Costume is a major technique used in the film. Costumes, or what the character is wearing, are used to change what the audience thinks of the character wearing it. Taika Waititi uses different styles of costume to create different impacts and change the audience’s perspective of characters. For example, in the opening scene, ‘A Real Bad Egg’ Ricky is wearing ‘gangster’ clothing with the Illuminati symbol on it. This symbolises that the protagonist is a bit of a rebel, but also maybe wants companionship. Throughout the film, Ricky’s costume changes from being a more city gangster outlook to the clothing of someone more used to life in the bush. This shows that he is more comfortable being himself and not trying to seem tougher. This can be seen in the ‘On the Run’ montage where Ricky is seen emerging from a hut with new clothes. This also occurs throughout other parts of the film. In the opening scene, Hec is seen wearing ripped, hunting gear, to show that he is a tough bushman or Paula, and the other police are seen wearing very military clothing, as they are trying to intimidate Ricky and Hec. This shows that costume plays an enormous part in what the viewers may think of the characters.

An extremely important element in every film is Sound and Music. Hunt for the Wilderpeople is no exception, with a lot of diegetic and non-diegetic sounds used throughout the film. Diegetic sounds are from the world of the film, whereas non-diegetic sounds are added by the producers. Music is also often added to create emotion and match the theme of the film. An example of this is when Leonard Cohen’s ‘The Partisan’ plays throughout the snowy montage at the end of chapter eight, the melancholy music combining with the lyrics to show that they are being hunted. Likewise, this also features at the end of the film when happier music plays as Ricky and Hec trek back into the bush to try to find the Huia. Sounds are used to make the audience feel like they are in the world of the film and are experiencing what the characters are experiencing. For instance, a strange, mysterious sound plays when Ricky enters at the start of the film, a non-diegetic sound. Another example is gunshots, or the sounds of the bush, both of which occur throughout the film, and are non-diegetic sounds. These elements play a very important part in this film, in creating emotion, as well as engaging the viewer.

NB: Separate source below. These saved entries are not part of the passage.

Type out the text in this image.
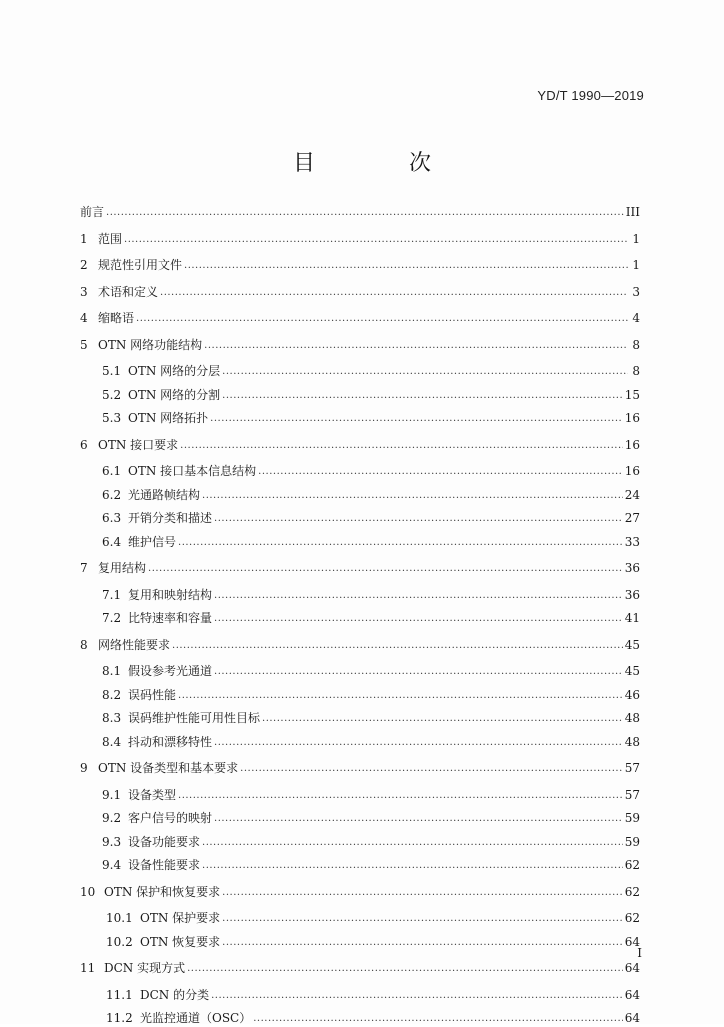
YD/T 1990—2019
目　次
前言 .....	III
1 范围 .....	1
2 规范性引用文件 .....	1
3 术语和定义 .....	3
4 缩略语 .....	4
5 OTN 网络功能结构 .....	8
5.1 OTN 网络的分层 .....	8
5.2 OTN 网络的分割 .....	15
5.3 OTN 网络拓扑 .....	16
6 OTN 接口要求 .....	16
6.1 OTN 接口基本信息结构 .....	16
6.2 光通路帧结构 .....	24
6.3 开销分类和描述 .....	27
6.4 维护信号 .....	33
7 复用结构 .....	36
7.1 复用和映射结构 .....	36
7.2 比特速率和容量 .....	41
8 网络性能要求 .....	45
8.1 假设参考光通道 .....	45
8.2 误码性能 .....	46
8.3 误码维护性能可用性目标 .....	48
8.4 抖动和漂移特性 .....	48
9 OTN 设备类型和基本要求 .....	57
9.1 设备类型 .....	57
9.2 客户信号的映射 .....	59
9.3 设备功能要求 .....	59
9.4 设备性能要求 .....	62
10 OTN 保护和恢复要求 .....	62
10.1 OTN 保护要求 .....	62
10.2 OTN 恢复要求 .....	64
11 DCN 实现方式 .....	64
11.1 DCN 的分类 .....	64
11.2 光监控通道（OSC） .....	64
I
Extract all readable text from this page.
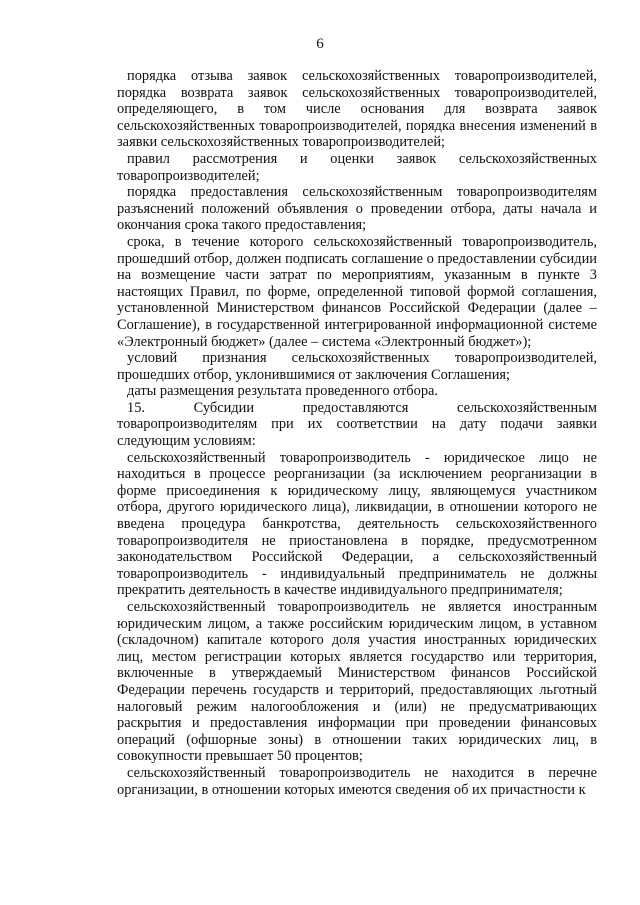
6

порядка отзыва заявок сельскохозяйственных товаропроизводителей, порядка возврата заявок сельскохозяйственных товаропроизводителей, определяющего, в том числе основания для возврата заявок сельскохозяйственных товаропроизводителей, порядка внесения изменений в заявки сельскохозяйственных товаропроизводителей;

правил рассмотрения и оценки заявок сельскохозяйственных товаропроизводителей;

порядка предоставления сельскохозяйственным товаропроизводителям разъяснений положений объявления о проведении отбора, даты начала и окончания срока такого предоставления;

срока, в течение которого сельскохозяйственный товаропроизводитель, прошедший отбор, должен подписать соглашение о предоставлении субсидии на возмещение части затрат по мероприятиям, указанным в пункте 3 настоящих Правил, по форме, определенной типовой формой соглашения, установленной Министерством финансов Российской Федерации (далее – Соглашение), в государственной интегрированной информационной системе «Электронный бюджет» (далее – система «Электронный бюджет»);

условий признания сельскохозяйственных товаропроизводителей, прошедших отбор, уклонившимися от заключения Соглашения;

даты размещения результата проведенного отбора.

15. Субсидии предоставляются сельскохозяйственным товаропроизводителям при их соответствии на дату подачи заявки следующим условиям:

сельскохозяйственный товаропроизводитель - юридическое лицо не находиться в процессе реорганизации (за исключением реорганизации в форме присоединения к юридическому лицу, являющемуся участником отбора, другого юридического лица), ликвидации, в отношении которого не введена процедура банкротства, деятельность сельскохозяйственного товаропроизводителя не приостановлена в порядке, предусмотренном законодательством Российской Федерации, а сельскохозяйственный товаропроизводитель - индивидуальный предприниматель не должны прекратить деятельность в качестве индивидуального предпринимателя;

сельскохозяйственный товаропроизводитель не является иностранным юридическим лицом, а также российским юридическим лицом, в уставном (складочном) капитале которого доля участия иностранных юридических лиц, местом регистрации которых является государство или территория, включенные в утверждаемый Министерством финансов Российской Федерации перечень государств и территорий, предоставляющих льготный налоговый режим налогообложения и (или) не предусматривающих раскрытия и предоставления информации при проведении финансовых операций (офшорные зоны) в отношении таких юридических лиц, в совокупности превышает 50 процентов;

сельскохозяйственный товаропроизводитель не находится в перечне организации, в отношении которых имеются сведения об их причастности к
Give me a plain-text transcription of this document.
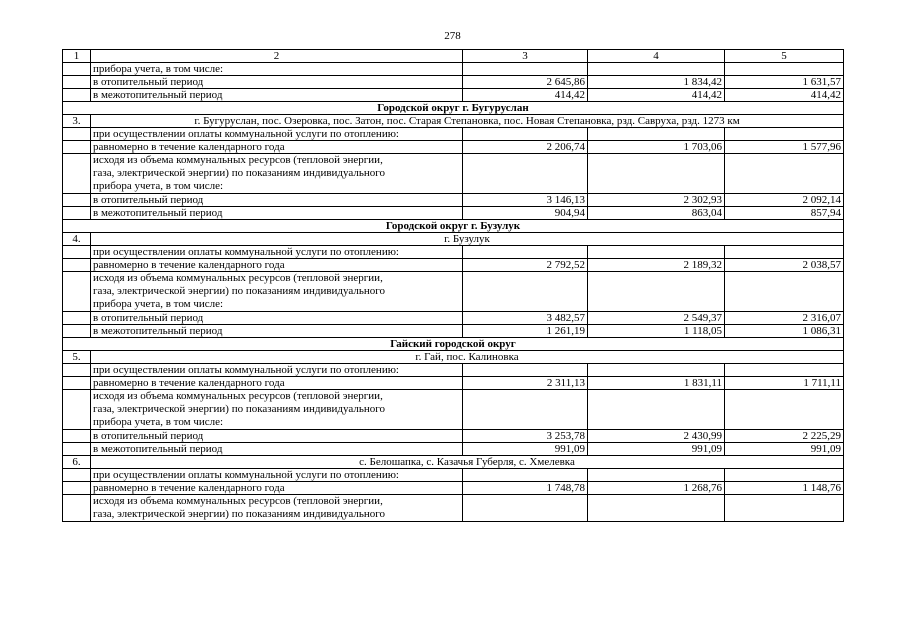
278
1	2	3	4	5
	прибора учета, в том числе:			
	в отопительный период	2 645,86	1 834,42	1 631,57
	в межотопительный период	414,42	414,42	414,42
Городской округ г. Бугуруслан				
3.	г. Бугуруслан, пос. Озеровка, пос. Затон, пос. Старая Степановка, пос. Новая Степановка, рзд. Савруха, рзд. 1273 км			
	при осуществлении оплаты коммунальной услуги по отоплению:			
	равномерно в течение календарного года	2 206,74	1 703,06	1 577,96

	исходя из объема коммунальных ресурсов (тепловой энергии,
газа, электрической энергии) по показаниям индивидуального
прибора учета, в том числе:			

	в отопительный период	3 146,13	2 302,93	2 092,14
	в межотопительный период	904,94	863,04	857,94
Городской округ г. Бузулук				
4.	г. Бузулук			
	при осуществлении оплаты коммунальной услуги по отоплению:			
	равномерно в течение календарного года	2 792,52	2 189,32	2 038,57

	исходя из объема коммунальных ресурсов (тепловой энергии,
газа, электрической энергии) по показаниям индивидуального
прибора учета, в том числе:			

	в отопительный период	3 482,57	2 549,37	2 316,07
	в межотопительный период	1 261,19	1 118,05	1 086,31
Гайский городской округ				
5.	г. Гай, пос. Калиновка			
	при осуществлении оплаты коммунальной услуги по отоплению:			
	равномерно в течение календарного года	2 311,13	1 831,11	1 711,11

	исходя из объема коммунальных ресурсов (тепловой энергии,
газа, электрической энергии) по показаниям индивидуального
прибора учета, в том числе:			

	в отопительный период	3 253,78	2 430,99	2 225,29
	в межотопительный период	991,09	991,09	991,09
6.	с. Белошапка, с. Казачья Губерля, с. Хмелевка			
	при осуществлении оплаты коммунальной услуги по отоплению:			
	равномерно в течение календарного года	1 748,78	1 268,76	1 148,76

	исходя из объема коммунальных ресурсов (тепловой энергии,
газа, электрической энергии) по показаниям индивидуального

What would a film be without camera shots and angles? These are what make a movie a movie. Camera shots and angles are all about where the camera is in relation to the action. For example, how low or high it is, how close or far it is, and whether and how it is moving are what make up this technique. Many camera shots are used in Hunt for the Wilderpeople. These include at the beginning, where an establishing shot is panned over the New Zealand wilderness, setting the scene, and showing the audience where this move will take place. On the other hand, close-ups of characters’ faces are also used, which show what is running through the characters’ minds, and what they are feeling. Overall, these examples show what an important part sound and music have in this film. 

Overall, Hunt for the Wilderpeople director Taika Waititi uses a wide variety of cinematic techniques to engage the audience. Three of the most influential are costume, sound and music, and camera shots and angles. These, when combined with many other elements, are what make Hunt for the Wilderpeople such a great and successful film.